Bloody Mary
I did not think I was the type of person to enjoy a Bloody Mary. But it turns out there are two important factors to consider. The first goes along with most any alcohol: it's an acquired taste. A savory alcoholic drink does take perhaps longer to establish a taste for than say, a strawberry daiquiri. And whiskey, well, I've not quite acquired the taste for that one yet. (Barely in a drink, let alone on the rocks.) The other important thing to consider is that there is vast, incredible difference between the mixes you can buy and the fresh, real stuff. There's nothing quite like the burn on your tongue from real tabasco sauce and cracked pepper flakes.

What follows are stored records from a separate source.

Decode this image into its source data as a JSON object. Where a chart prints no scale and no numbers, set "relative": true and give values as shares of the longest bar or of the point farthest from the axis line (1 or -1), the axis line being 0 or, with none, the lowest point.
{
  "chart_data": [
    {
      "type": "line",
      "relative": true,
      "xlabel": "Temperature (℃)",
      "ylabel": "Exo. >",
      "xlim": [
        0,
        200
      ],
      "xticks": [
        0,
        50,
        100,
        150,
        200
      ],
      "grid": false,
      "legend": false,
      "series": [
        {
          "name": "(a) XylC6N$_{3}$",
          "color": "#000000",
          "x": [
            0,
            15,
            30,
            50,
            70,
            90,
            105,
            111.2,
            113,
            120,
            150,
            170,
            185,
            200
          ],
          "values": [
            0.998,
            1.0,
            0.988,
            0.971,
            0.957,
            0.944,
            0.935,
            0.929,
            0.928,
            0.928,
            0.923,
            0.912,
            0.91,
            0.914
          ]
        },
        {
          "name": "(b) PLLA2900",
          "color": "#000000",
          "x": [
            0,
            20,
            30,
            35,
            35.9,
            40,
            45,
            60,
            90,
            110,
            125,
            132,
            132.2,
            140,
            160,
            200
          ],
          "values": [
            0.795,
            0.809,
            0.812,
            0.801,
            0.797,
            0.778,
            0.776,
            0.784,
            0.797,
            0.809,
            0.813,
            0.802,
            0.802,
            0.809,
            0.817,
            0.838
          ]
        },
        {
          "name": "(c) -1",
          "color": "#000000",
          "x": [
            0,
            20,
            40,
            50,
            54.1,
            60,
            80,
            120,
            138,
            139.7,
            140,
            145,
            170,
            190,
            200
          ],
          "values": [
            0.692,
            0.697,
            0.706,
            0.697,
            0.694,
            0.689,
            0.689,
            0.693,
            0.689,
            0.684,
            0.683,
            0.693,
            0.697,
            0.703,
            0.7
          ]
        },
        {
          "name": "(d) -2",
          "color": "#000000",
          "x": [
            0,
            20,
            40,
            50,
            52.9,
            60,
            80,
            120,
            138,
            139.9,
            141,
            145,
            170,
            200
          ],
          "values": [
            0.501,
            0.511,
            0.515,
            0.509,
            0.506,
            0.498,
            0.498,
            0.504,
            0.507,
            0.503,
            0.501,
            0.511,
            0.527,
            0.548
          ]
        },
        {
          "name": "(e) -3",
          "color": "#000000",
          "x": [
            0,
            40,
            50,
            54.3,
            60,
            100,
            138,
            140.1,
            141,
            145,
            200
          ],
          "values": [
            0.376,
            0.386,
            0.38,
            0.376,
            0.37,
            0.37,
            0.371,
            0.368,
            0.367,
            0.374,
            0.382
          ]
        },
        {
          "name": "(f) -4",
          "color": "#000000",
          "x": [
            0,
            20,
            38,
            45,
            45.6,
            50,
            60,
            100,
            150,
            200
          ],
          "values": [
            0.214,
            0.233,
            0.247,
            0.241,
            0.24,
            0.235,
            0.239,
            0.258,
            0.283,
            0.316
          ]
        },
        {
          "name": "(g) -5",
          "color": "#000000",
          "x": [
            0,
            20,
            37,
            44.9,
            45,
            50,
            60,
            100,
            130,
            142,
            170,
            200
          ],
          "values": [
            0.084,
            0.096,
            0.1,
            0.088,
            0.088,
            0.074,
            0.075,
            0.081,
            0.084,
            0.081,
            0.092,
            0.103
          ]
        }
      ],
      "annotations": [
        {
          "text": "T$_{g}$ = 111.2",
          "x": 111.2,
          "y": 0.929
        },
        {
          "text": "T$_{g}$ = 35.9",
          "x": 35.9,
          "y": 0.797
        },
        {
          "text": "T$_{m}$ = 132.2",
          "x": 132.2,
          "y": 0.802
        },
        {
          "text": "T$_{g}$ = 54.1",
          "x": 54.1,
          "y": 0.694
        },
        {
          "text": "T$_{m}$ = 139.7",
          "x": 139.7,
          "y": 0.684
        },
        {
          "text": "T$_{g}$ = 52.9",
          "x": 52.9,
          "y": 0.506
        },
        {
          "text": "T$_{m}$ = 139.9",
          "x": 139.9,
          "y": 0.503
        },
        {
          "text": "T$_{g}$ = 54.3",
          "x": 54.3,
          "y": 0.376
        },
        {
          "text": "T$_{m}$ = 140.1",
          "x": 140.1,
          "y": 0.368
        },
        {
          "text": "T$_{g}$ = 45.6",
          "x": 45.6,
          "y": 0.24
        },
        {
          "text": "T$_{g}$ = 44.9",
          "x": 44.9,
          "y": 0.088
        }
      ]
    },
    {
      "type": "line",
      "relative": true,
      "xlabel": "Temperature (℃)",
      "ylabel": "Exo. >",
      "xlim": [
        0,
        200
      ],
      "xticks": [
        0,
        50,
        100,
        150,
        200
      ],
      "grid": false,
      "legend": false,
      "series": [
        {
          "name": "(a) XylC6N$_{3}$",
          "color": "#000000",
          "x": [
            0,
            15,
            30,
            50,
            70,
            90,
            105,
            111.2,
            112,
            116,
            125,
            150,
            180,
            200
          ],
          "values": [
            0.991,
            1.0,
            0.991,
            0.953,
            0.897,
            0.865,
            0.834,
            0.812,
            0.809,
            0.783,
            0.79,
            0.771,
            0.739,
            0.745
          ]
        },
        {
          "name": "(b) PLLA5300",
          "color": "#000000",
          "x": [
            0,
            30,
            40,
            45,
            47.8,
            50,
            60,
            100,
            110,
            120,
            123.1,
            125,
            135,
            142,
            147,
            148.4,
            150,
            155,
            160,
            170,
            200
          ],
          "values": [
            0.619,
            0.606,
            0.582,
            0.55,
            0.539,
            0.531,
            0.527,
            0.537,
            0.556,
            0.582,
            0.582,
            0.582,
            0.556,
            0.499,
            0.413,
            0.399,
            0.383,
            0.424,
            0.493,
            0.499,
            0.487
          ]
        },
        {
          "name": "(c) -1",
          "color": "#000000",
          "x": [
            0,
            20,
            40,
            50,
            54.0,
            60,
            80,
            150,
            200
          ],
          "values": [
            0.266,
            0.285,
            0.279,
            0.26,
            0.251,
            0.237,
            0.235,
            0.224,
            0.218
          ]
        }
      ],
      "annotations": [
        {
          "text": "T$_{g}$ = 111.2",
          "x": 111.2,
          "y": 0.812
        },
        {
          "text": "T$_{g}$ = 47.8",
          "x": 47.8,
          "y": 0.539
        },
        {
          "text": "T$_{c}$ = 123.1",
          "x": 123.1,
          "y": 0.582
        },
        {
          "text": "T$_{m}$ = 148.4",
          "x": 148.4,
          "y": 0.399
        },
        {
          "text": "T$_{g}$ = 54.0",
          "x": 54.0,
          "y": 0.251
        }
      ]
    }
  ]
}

The most expensive, pretentious pre-mixed concoction won't taste as good as these ingredients, and it'll probably cost you less, too.
Recipe: Bloody Mary
2 oz vodka 4 oz tomato juice 1/2 oz fresh lemon juice 1/4 teaspoon horseradish or spicy Asian mustard (I use the latter, it's perfect) 2 to 3 dashes tabasco or other hot sauce 2 to 3 dashes Worcestershire sauce lemon wedge celery stick
Shake the liquid ingredients vigorously with ice in a cocktail shaker. Strain into an ice-filled highball glass. Squeeze the lemon wedge over the drink, and drop it in. Garnish with celery stick. Top with a half-turn of freshly-cracked pepper or even a pinch of cayenne. Enjoy!
Next I'm going to try a Bloody Maria, variation with tequila and cucumber.